Hey blog, I’m back to you after so long. The reason for the long hiatus is because I just can’t seem to find the muse to blog. It’s just that I’ve been so overwhelmed with the things that I do on a daily basis, work and other responsibilities. Until to a certain point, I honestly feel that blogging is just another “added burden” into my already busy life. I am occupied even during weekends cos since I am in a long distance relationship with Clarence, we only get to see each other and spend time together only on weekends. And when we are together, we are not on our phones all the time, what more with other devices.

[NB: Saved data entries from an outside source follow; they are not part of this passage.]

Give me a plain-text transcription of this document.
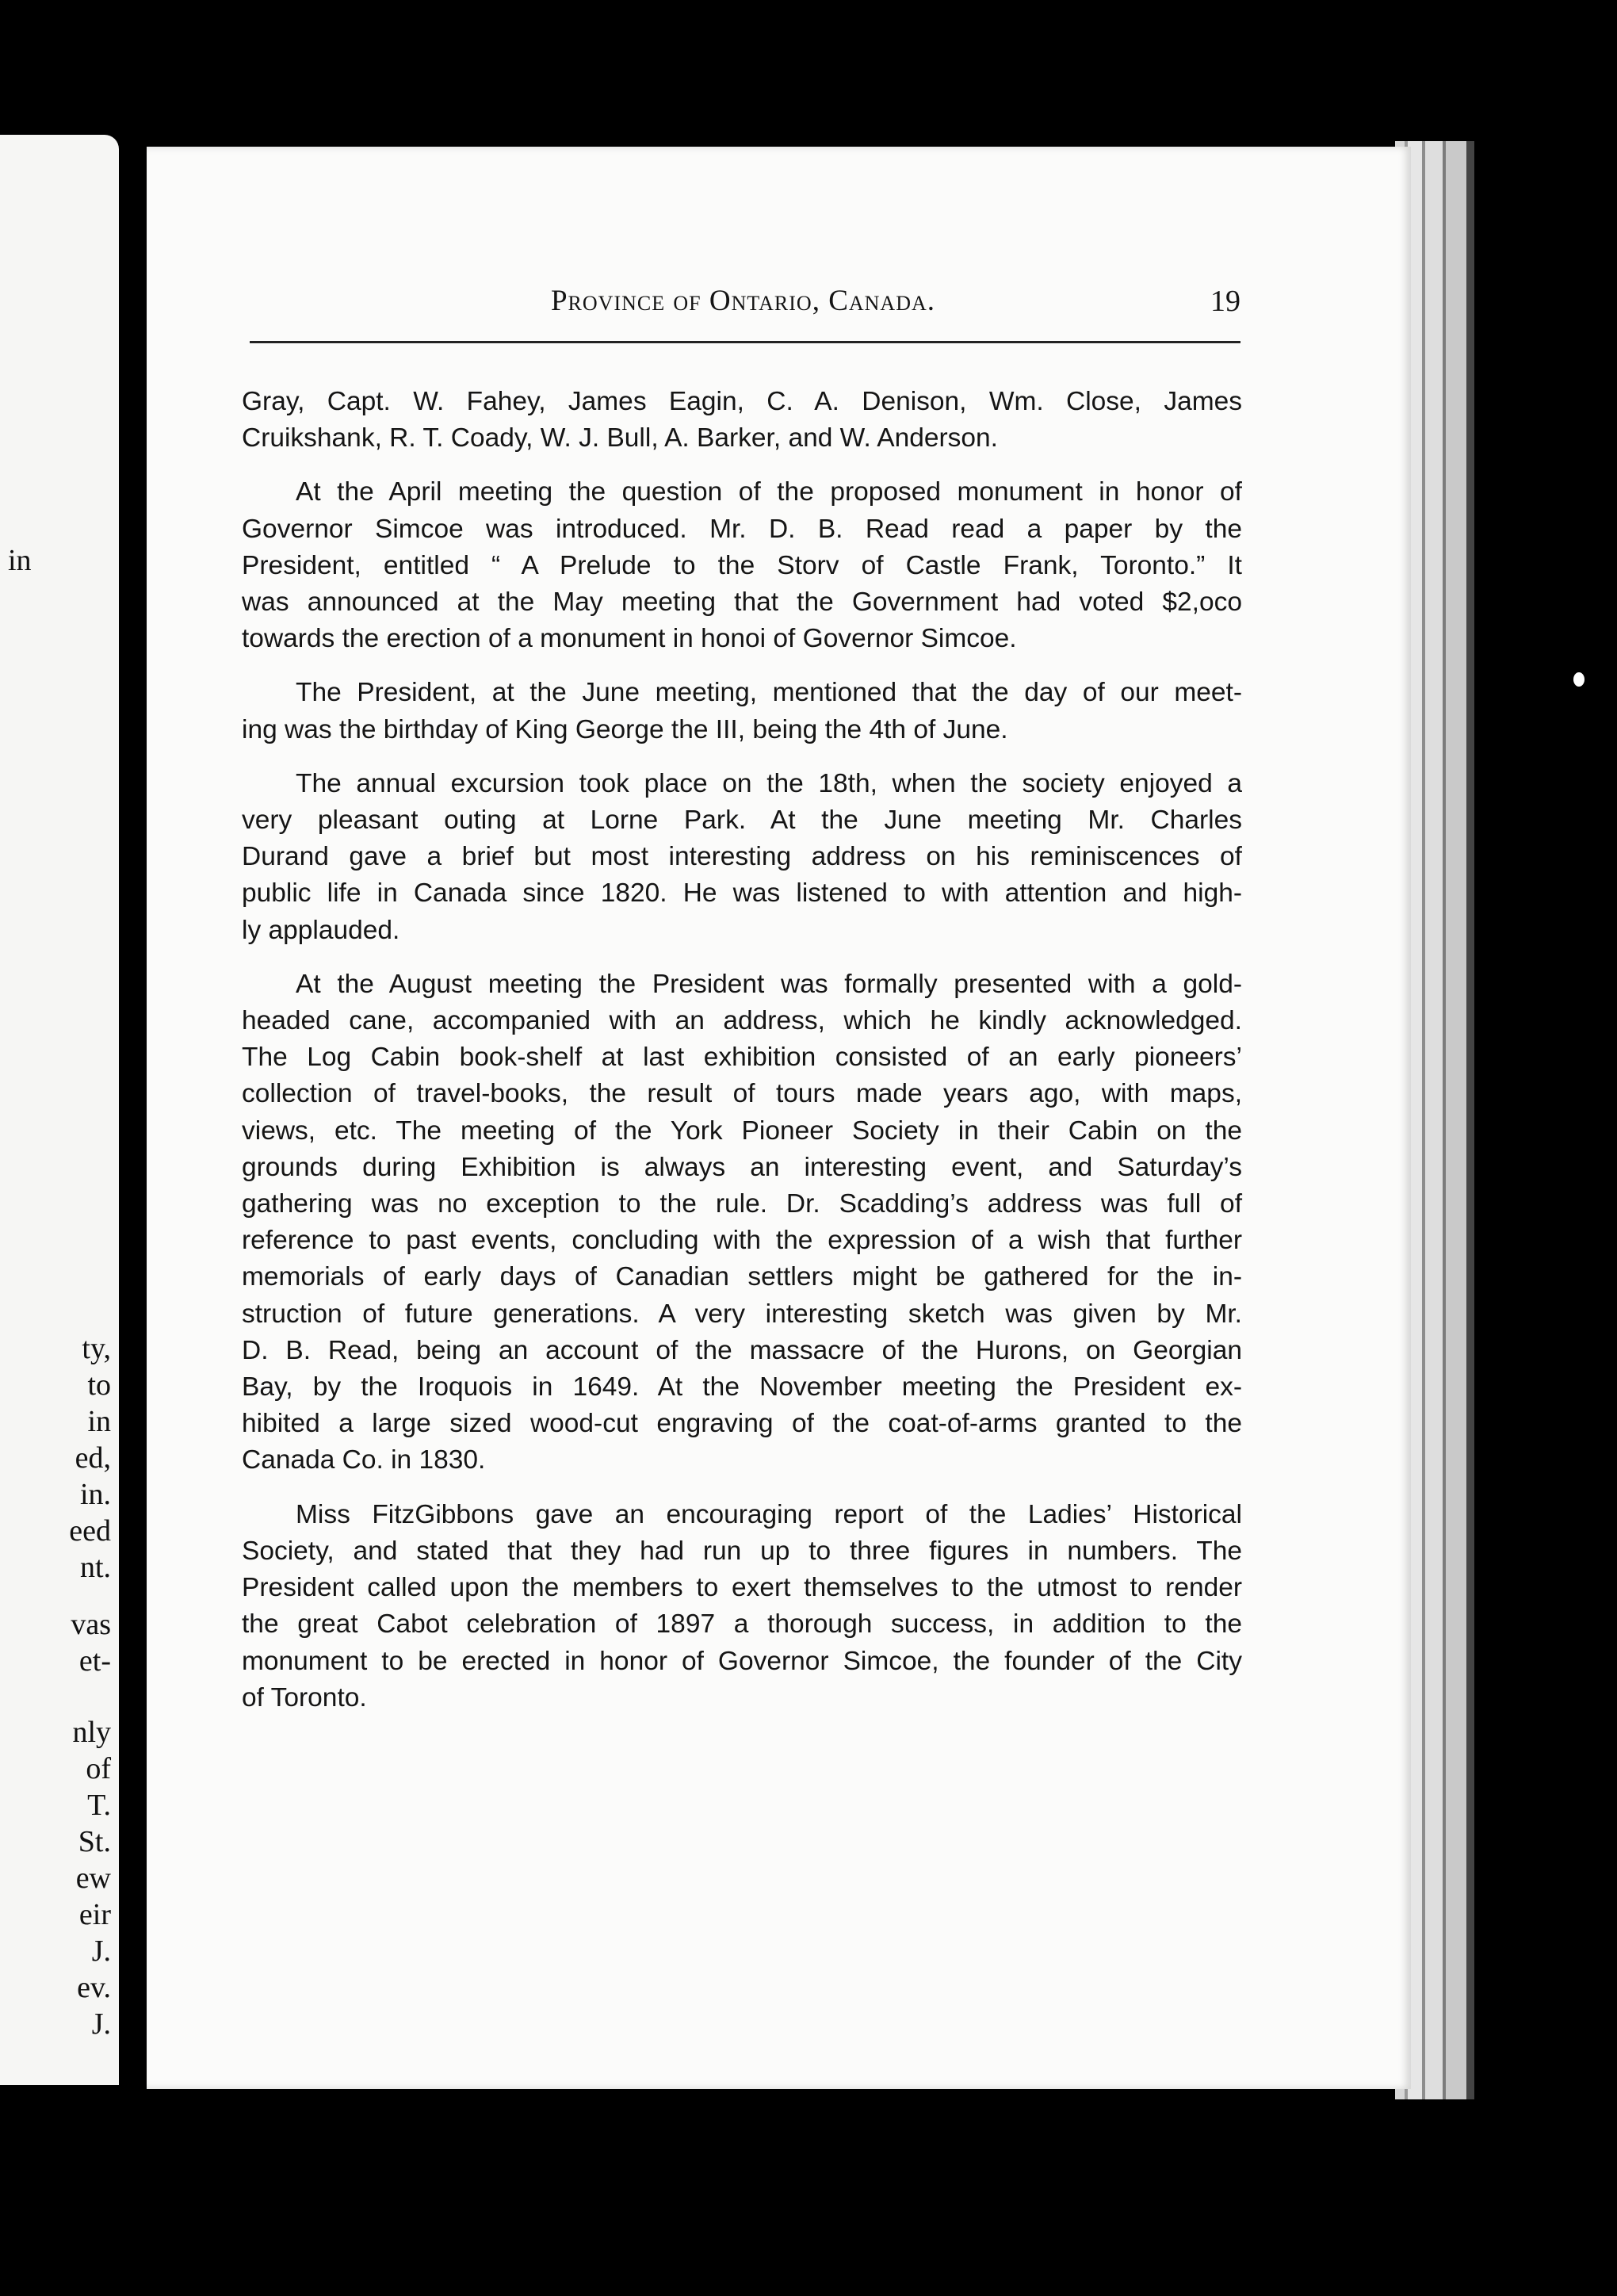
Province of Ontario, Canada.	19
Gray, Capt. W. Fahey, James Eagin, C. A. Denison, Wm. Close, James
Cruikshank, R. T. Coady, W. J. Bull, A. Barker, and W. Anderson.
At the April meeting the question of the proposed monument in honor of
Governor Simcoe was introduced. Mr. D. B. Read read a paper by the
President, entitled “ A Prelude to the Storv of Castle Frank, Toronto.” It
was announced at the May meeting that the Government had voted $2,oco
towards the erection of a monument in honoi of Governor Simcoe.
The President, at the June meeting, mentioned that the day of our meet-
ing was the birthday of King George the III, being the 4th of June.
The annual excursion took place on the 18th, when the society enjoyed a
very pleasant outing at Lorne Park. At the June meeting Mr. Charles
Durand gave a brief but most interesting address on his reminiscences of
public life in Canada since 1820. He was listened to with attention and high-
ly applauded.
At the August meeting the President was formally presented with a gold-
headed cane, accompanied with an address, which he kindly acknowledged.
The Log Cabin book-shelf at last exhibition consisted of an early pioneers’
collection of travel-books, the result of tours made years ago, with maps,
views, etc. The meeting of the York Pioneer Society in their Cabin on the
grounds during Exhibition is always an interesting event, and Saturday’s
gathering was no exception to the rule. Dr. Scadding’s address was full of
reference to past events, concluding with the expression of a wish that further
memorials of early days of Canadian settlers might be gathered for the in-
struction of future generations. A very interesting sketch was given by Mr.
D. B. Read, being an account of the massacre of the Hurons, on Georgian
Bay, by the Iroquois in 1649. At the November meeting the President ex-
hibited a large sized wood-cut engraving of the coat-of-arms granted to the
Canada Co. in 1830.
Miss FitzGibbons gave an encouraging report of the Ladies’ Historical
Society, and stated that they had run up to three figures in numbers. The
President called upon the members to exert themselves to the utmost to render
the great Cabot celebration of 1897 a thorough success, in addition to the
monument to be erected in honor of Governor Simcoe, the founder of the City
of Toronto.
in
ty,
to
in
ed,
in.
eed
nt.
vas
et-
nly
of
T.
St.
ew
eir
J.
ev.
J.
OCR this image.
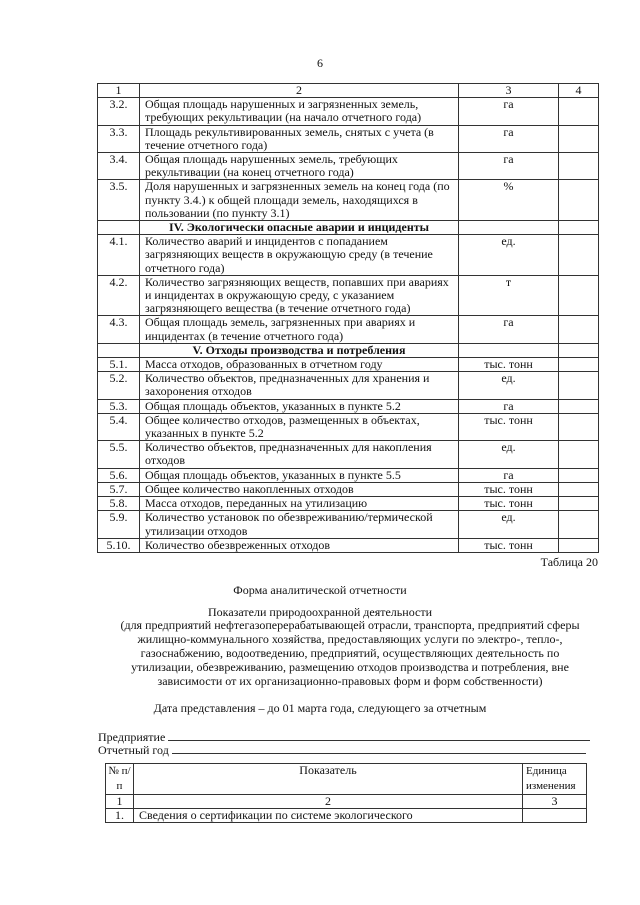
6
1	2	3	4
3.2.	Общая площадь нарушенных и загрязненных земель, требующих рекультивации (на начало отчетного года)	га	
3.3.	Площадь рекультивированных земель, снятых с учета (в течение отчетного года)	га	
3.4.	Общая площадь нарушенных земель, требующих рекультивации (на конец отчетного года)	га	
3.5.	Доля нарушенных и загрязненных земель на конец года (по пункту 3.4.) к общей площади земель, находящихся в пользовании (по пункту 3.1)	%	
	IV. Экологически опасные аварии и инциденты		
4.1.	Количество аварий и инцидентов с попаданием загрязняющих веществ в окружающую среду (в течение отчетного года)	ед.	
4.2.	Количество загрязняющих веществ, попавших при авариях и инцидентах в окружающую среду, с указанием загрязняющего вещества (в течение отчетного года)	т	
4.3.	Общая площадь земель, загрязненных при авариях и инцидентах (в течение отчетного года)	га	
	V. Отходы производства и потребления		
5.1.	Масса отходов, образованных в отчетном году	тыс. тонн	
5.2.	Количество объектов, предназначенных для хранения и захоронения отходов	ед.	
5.3.	Общая площадь объектов, указанных в пункте 5.2	га	
5.4.	Общее количество отходов, размещенных в объектах, указанных в пункте 5.2	тыс. тонн	
5.5.	Количество объектов, предназначенных для накопления отходов	ед.	
5.6.	Общая площадь объектов, указанных в пункте 5.5	га	
5.7.	Общее количество накопленных отходов	тыс. тонн	
5.8.	Масса отходов, переданных на утилизацию	тыс. тонн	
5.9.	Количество установок по обезвреживанию/термической утилизации отходов	ед.	
5.10.	Количество обезвреженных отходов	тыс. тонн	
Таблица 20
Форма аналитической отчетности
Показатели природоохранной деятельности
(для предприятий нефтегазоперерабатывающей отрасли, транспорта, предприятий сферы жилищно-коммунального хозяйства, предоставляющих услуги по электро-, тепло-, газоснабжению, водоотведению, предприятий, осуществляющих деятельность по утилизации, обезвреживанию, размещению отходов производства и потребления, вне зависимости от их организационно-правовых форм и форм собственности)
Дата представления – до 01 марта года, следующего за отчетным
Предприятие
Отчетный год
№ п/п	Показатель	Единица изменения
1	2	3
1.	Сведения о сертификации по системе экологического	
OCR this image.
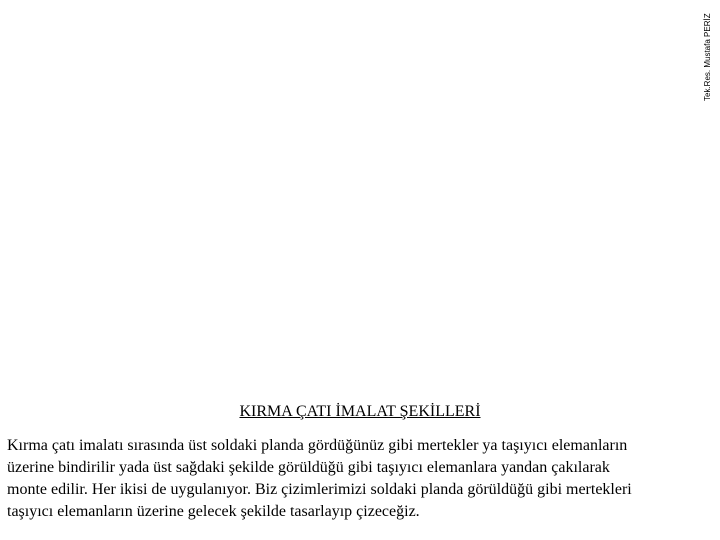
Tek.Res. Mustafa PERİZ
KIRMA ÇATI İMALAT ŞEKİLLERİ

Kırma çatı imalatı sırasında üst soldaki planda gördüğünüz gibi mertekler ya taşıyıcı elemanların
üzerine bindirilir yada üst sağdaki şekilde görüldüğü gibi taşıyıcı elemanlara yandan çakılarak
monte edilir. Her ikisi de uygulanıyor. Biz çizimlerimizi soldaki planda görüldüğü gibi mertekleri
taşıyıcı elemanların üzerine gelecek şekilde tasarlayıp çizeceğiz.
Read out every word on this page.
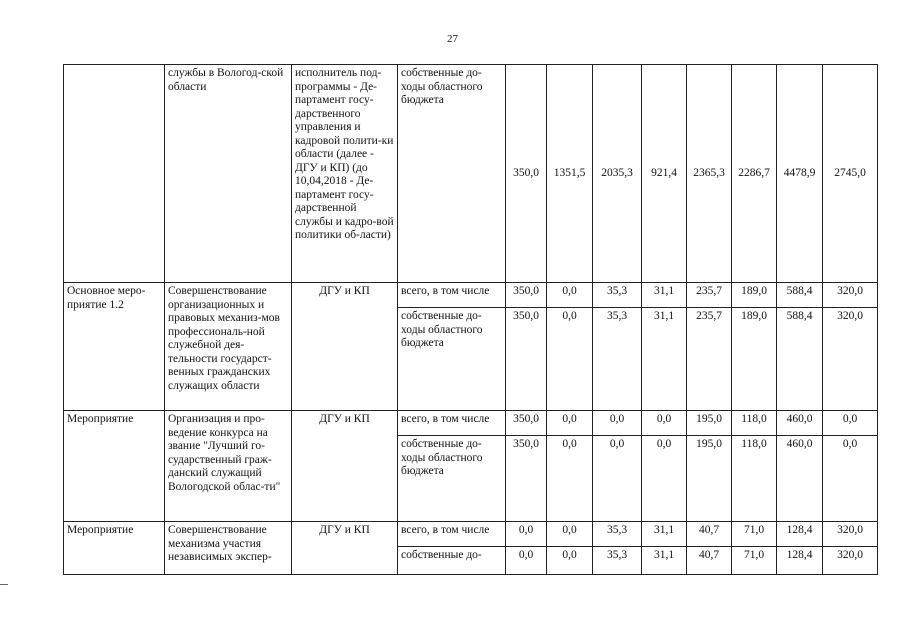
27
	службы в Вологод-ской области	исполнитель под-программы - Де-партамент госу-дарственного управления и кадровой полити-ки области (далее - ДГУ и КП) (до 10,04,2018 - Де-партамент госу-дарственной службы и кадро-вой политики об-ласти)	собственные до-ходы областного бюджета	350,0	1351,5	2035,3	921,4	2365,3	2286,7	4478,9	2745,0
Основное меро-приятие 1.2	Совершенствование организационных и правовых механиз-мов профессиональ-ной служебной дея-тельности государст-венных гражданских служащих области	ДГУ и КП	всего, в том числе	350,0	0,0	35,3	31,1	235,7	189,0	588,4	320,0
			собственные до-ходы областного бюджета	350,0	0,0	35,3	31,1	235,7	189,0	588,4	320,0
Мероприятие	Организация и про-ведение конкурса на звание "Лучший го-сударственный граж-данский служащий Вологодской облас-ти"	ДГУ и КП	всего, в том числе	350,0	0,0	0,0	0,0	195,0	118,0	460,0	0,0
			собственные до-ходы областного бюджета	350,0	0,0	0,0	0,0	195,0	118,0	460,0	0,0
Мероприятие	Совершенствование механизма участия независимых экспер-	ДГУ и КП	всего, в том числе	0,0	0,0	35,3	31,1	40,7	71,0	128,4	320,0
			собственные до-	0,0	0,0	35,3	31,1	40,7	71,0	128,4	320,0
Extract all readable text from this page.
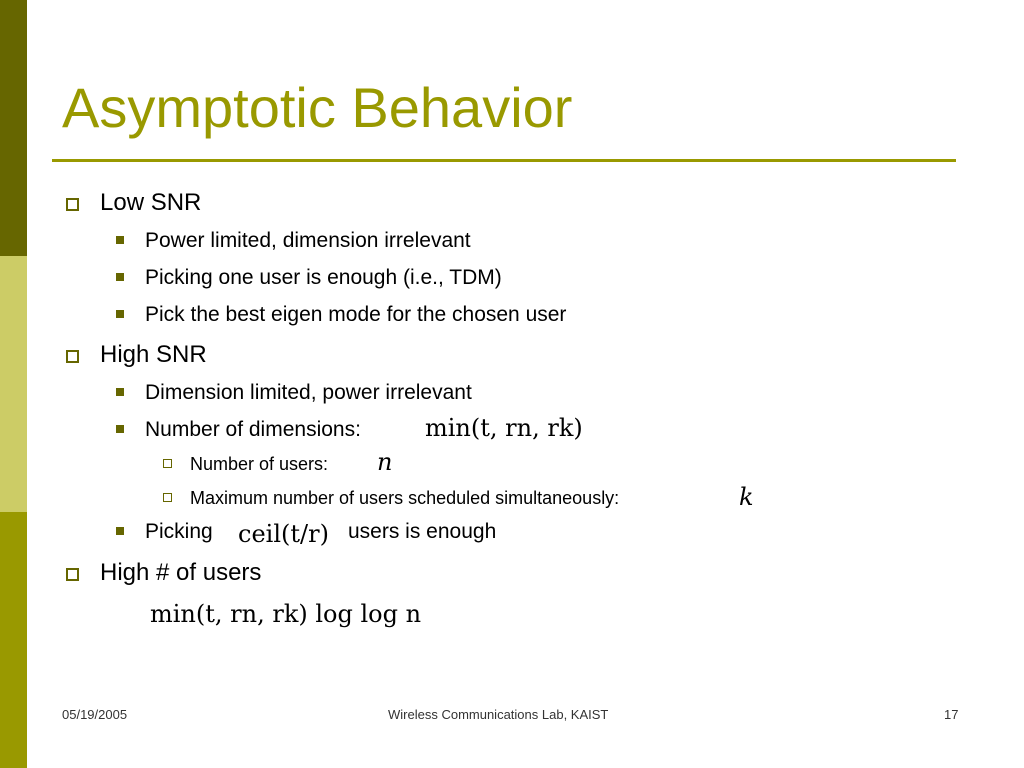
Asymptotic Behavior
Low SNR
Power limited, dimension irrelevant
Picking one user is enough (i.e., TDM)
Pick the best eigen mode for the chosen user
High SNR
Dimension limited, power irrelevant
Number of dimensions:	min(t, rn, rk)
Number of users: n
Maximum number of users scheduled simultaneously:	k
Picking ceil(t/r) users is enough
High # of users
min(t, rn, rk) log log n
05/19/2005	Wireless Communications Lab, KAIST	17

I just need to voice out this thing that I’ve been keeping it in for so long and it is actually about moving out! I’ve been living with my parents for as long as I could remember. I never had the chance to live away from my parents even during my study years cos I was studying in a local private university. Well, I did stay away from my parents once but that was only for a short period of 4 months during my practical at Shangri-la Rasa Ria, Tuaran. Those 4 months of living out is actually one of times where I feel truly independent cos I can just go out whenever I want, going home how late and wake up early or late.
I’m so sure that there are times that all of us just wanted to sleep in, not caring what time do we wake up cos we are just so tired with work or life. But with me still living with my parents, I can’t just do that. My parents will definitely yelled at me for waking up so late in the day and start to tell the tale of teenage girls during their time and girls in this era and start yapping about how lazy the girls are these days that need the parents to wake them up instead the girls wake themselves. They just couldn’t fathom that I can get so mentally stressed from work at this young age and sleeping in is not an option. For them sleeping in is only for lazy people.
Now that my sister, Marsha has just recently left us to move to KL cos she got a new job there made me want to move out even more! Maybe not moving across the sea to KL but still within the KK radius. Her moving to KL for me is a brave act cos she herself has never live away from home before in her life and she has taken the bold step not to just move out from our parents house but to move to another state. I admire her boldness so much and now I want to follow her footsteps too.
As much as I want to move out so badly, my parents just won’t let me. I’ve actually discussed with my family about my intention of moving out but they are just not keen of the idea of me having to spend extra money to pay for rent whereas they just prefer that I live with them forever or up until that I get married and to live with my husband. Being the eldest means nothing to them, basically. They have this mindset that I need to be protected at all times. To them, among my siblings, you could say that I am the most delicate. Also the most pampered one, the most soft hearted, soft spoken. But I know in their heart that they know I’m the sensible, more responsible and since my dad still works with the offshore industry, so I have to replace my dad when he’s at work to take up some of his responsibilities when he’s at work.
Wouldn’t it be nice to have a space that you call your own? The one that you could decorate it according to your dream space? I’ve complaint to Clarence before that I want to move out but I guess he’s on my parents’ side on this one.
So what a good comeback, right? Sorry that it is more of a rant than a real content. I’ll be back with more real contents soon okay.